Survey reveals 60% of firms haven’t budgeted for ESOS

| Global Environmental Processes

Three in five companies admit they haven’t set a budget to comply with the government’s mandatory energy saving scheme.

According to research from Utilitywise, nearly half (46%) of businesses are also not confident the Energy Saving Opportunity Scheme (ESOS) will bring a return on investment. But the research also found businesses that have started the ESOS process are “significantly more clued up on costs”.

Under ESOS, large firms are required to have energy audits by the end of this year. The survey claims those that haven’t budgeted for the scheme plan to fund the cost of audits from other areas, including forecasted profits, with many worried about a low return on investment.

Two of the challenges cited by firms are: a lack of initial understanding; and struggling to get hold of all the information required.
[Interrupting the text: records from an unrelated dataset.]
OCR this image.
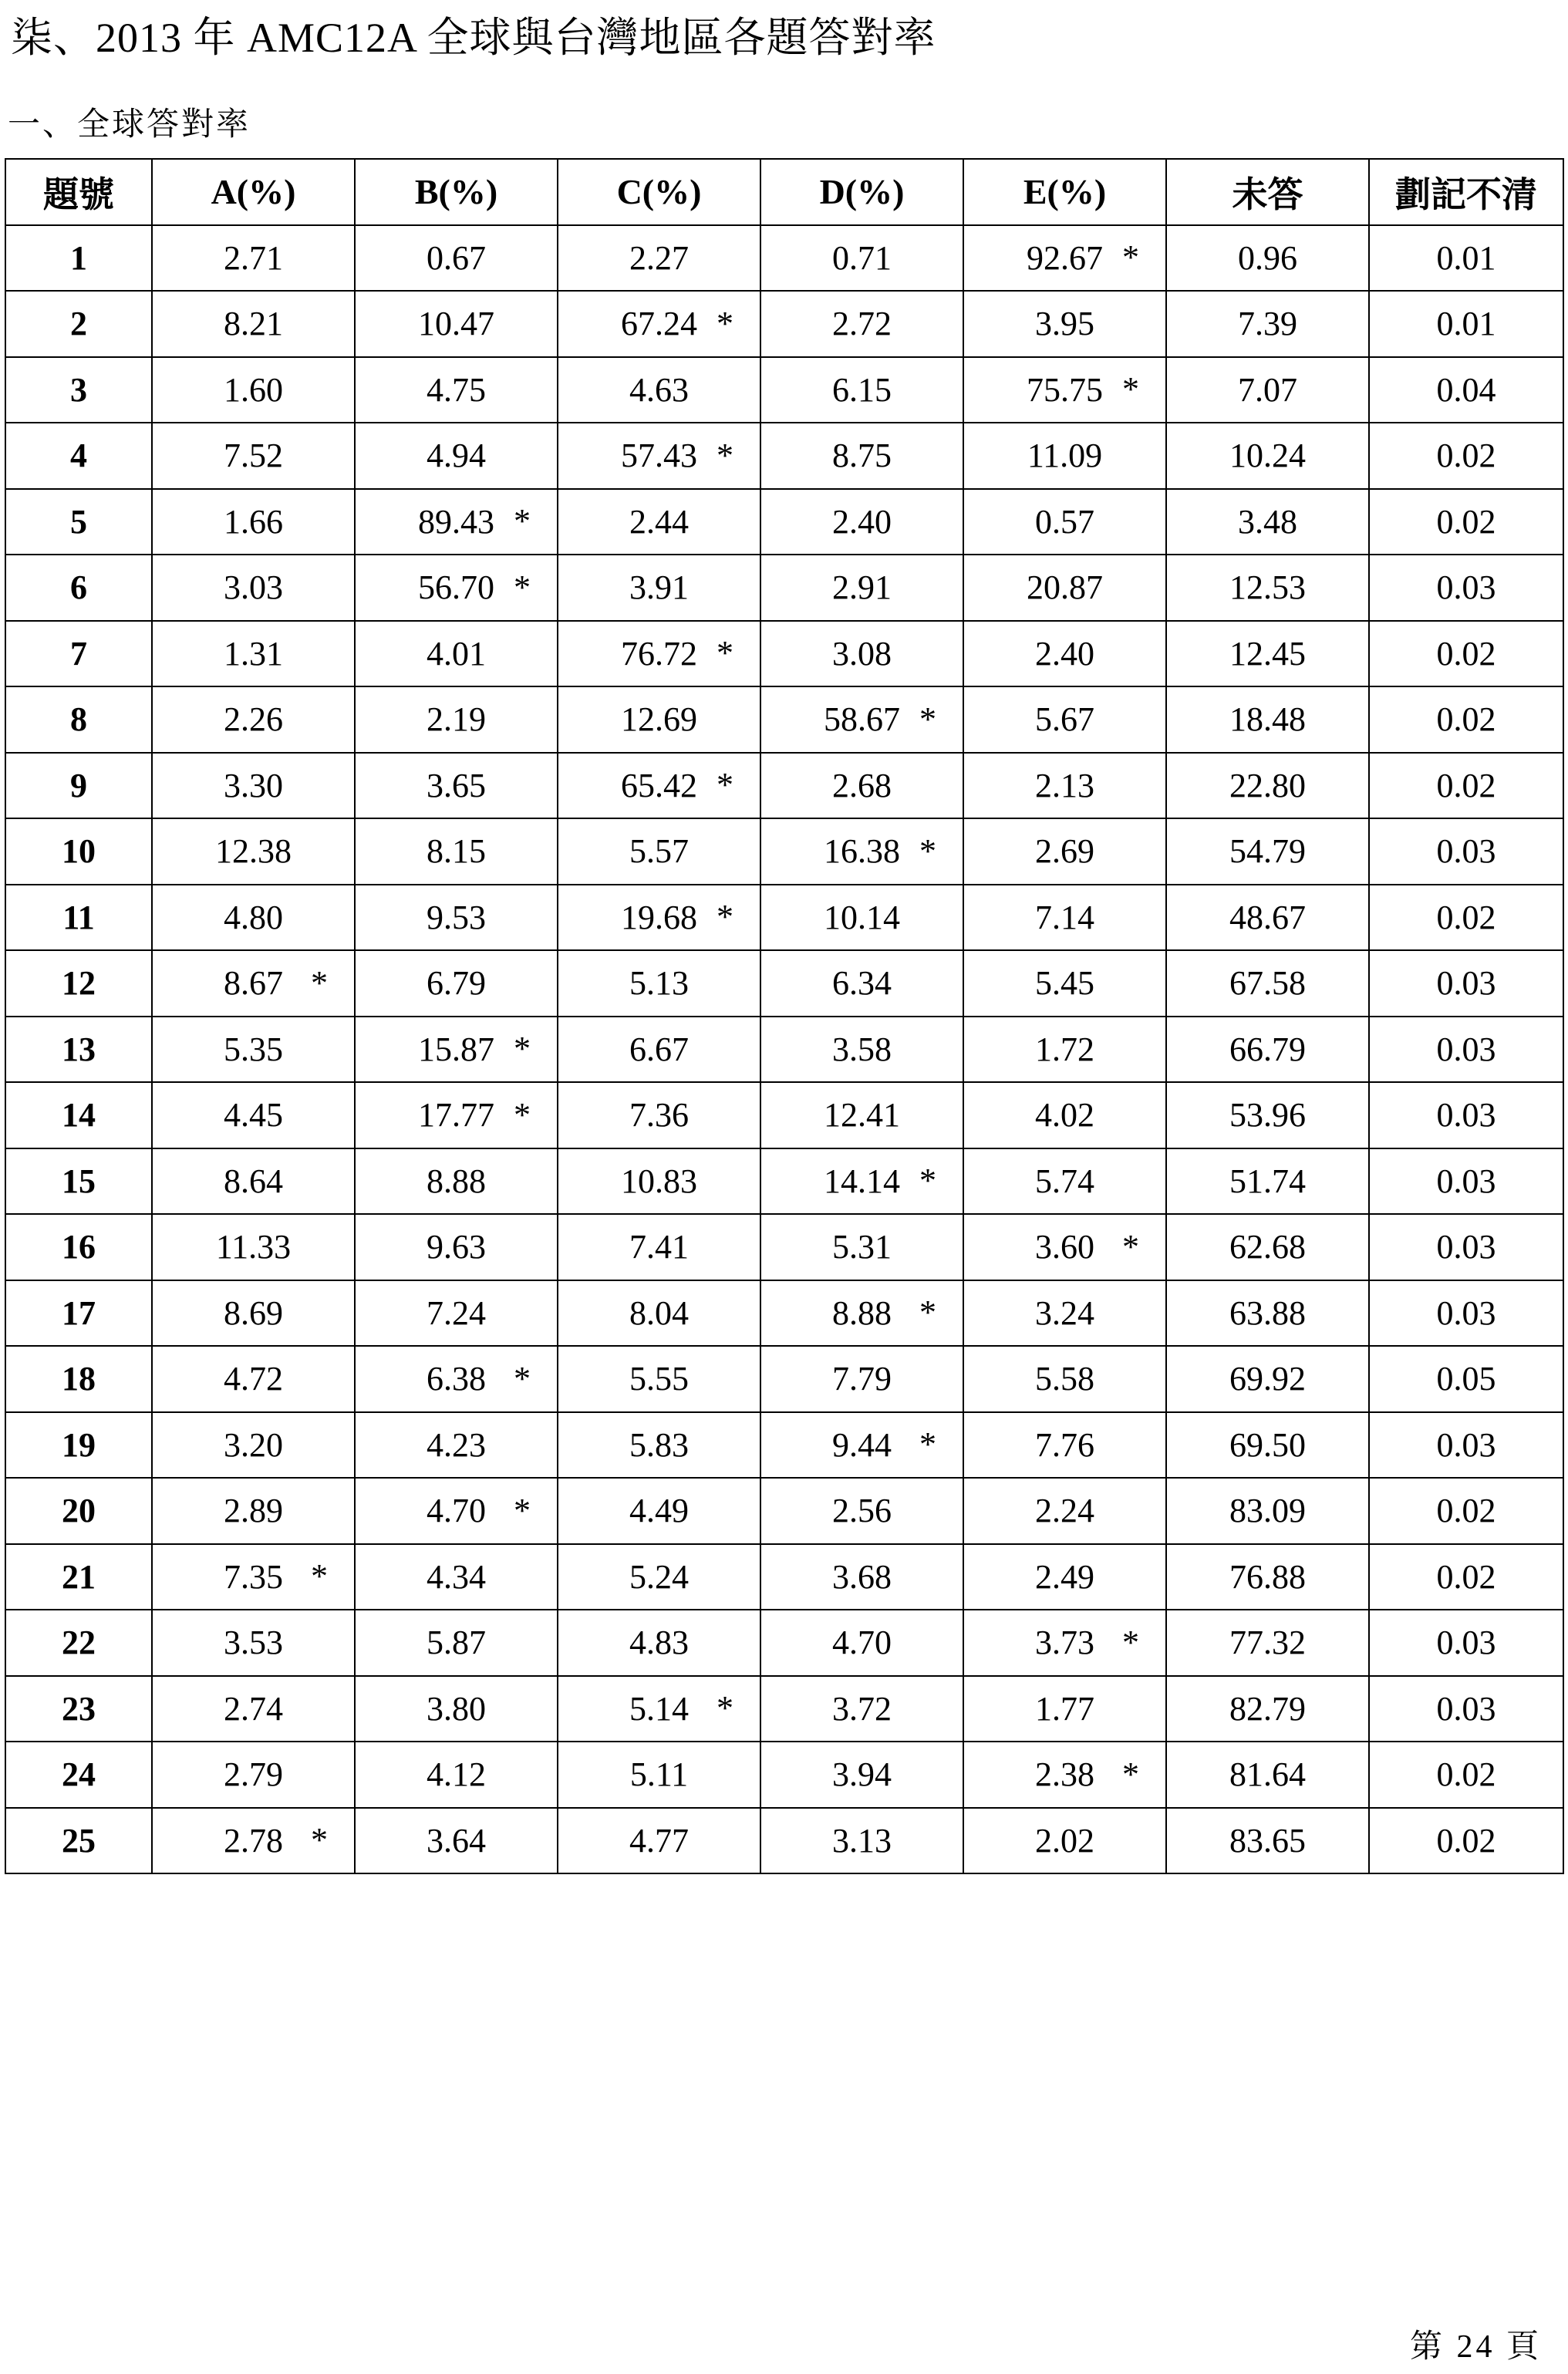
柒、2013 年 AMC12A 全球與台灣地區各題答對率
一、全球答對率
題號	A(%)	B(%)	C(%)	D(%)	E(%)	未答	劃記不清
1	2.71	0.67	2.27	0.71	92.67 *	0.96	0.01
2	8.21	10.47	67.24 *	2.72	3.95	7.39	0.01
3	1.60	4.75	4.63	6.15	75.75 *	7.07	0.04
4	7.52	4.94	57.43 *	8.75	11.09	10.24	0.02
5	1.66	89.43 *	2.44	2.40	0.57	3.48	0.02
6	3.03	56.70 *	3.91	2.91	20.87	12.53	0.03
7	1.31	4.01	76.72 *	3.08	2.40	12.45	0.02
8	2.26	2.19	12.69	58.67 *	5.67	18.48	0.02
9	3.30	3.65	65.42 *	2.68	2.13	22.80	0.02
10	12.38	8.15	5.57	16.38 *	2.69	54.79	0.03
11	4.80	9.53	19.68 *	10.14	7.14	48.67	0.02
12	8.67 *	6.79	5.13	6.34	5.45	67.58	0.03
13	5.35	15.87 *	6.67	3.58	1.72	66.79	0.03
14	4.45	17.77 *	7.36	12.41	4.02	53.96	0.03
15	8.64	8.88	10.83	14.14 *	5.74	51.74	0.03
16	11.33	9.63	7.41	5.31	3.60 *	62.68	0.03
17	8.69	7.24	8.04	8.88 *	3.24	63.88	0.03
18	4.72	6.38 *	5.55	7.79	5.58	69.92	0.05
19	3.20	4.23	5.83	9.44 *	7.76	69.50	0.03
20	2.89	4.70 *	4.49	2.56	2.24	83.09	0.02
21	7.35 *	4.34	5.24	3.68	2.49	76.88	0.02
22	3.53	5.87	4.83	4.70	3.73 *	77.32	0.03
23	2.74	3.80	5.14 *	3.72	1.77	82.79	0.03
24	2.79	4.12	5.11	3.94	2.38 *	81.64	0.02
25	2.78 *	3.64	4.77	3.13	2.02	83.65	0.02
第 24 頁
More than half feel they could have been supported through the process more effectively, while 37% of companies wanted more time “to get their heads around the scheme”.

Sam Davidson, Head of Consultancy Services from Utilitywise said: “As the year sprints on, we are concerned some businesses will get caught out in the autumn with an unexpected cost, little time to complete ESOS in a detailed manner and worse still, be fined for non-compliance. We welcome the legislation as a route to more businesses understanding their energy usage better but are clear on the fact that a return on investment will only be achieved when the recommended measures are understood and implemented.”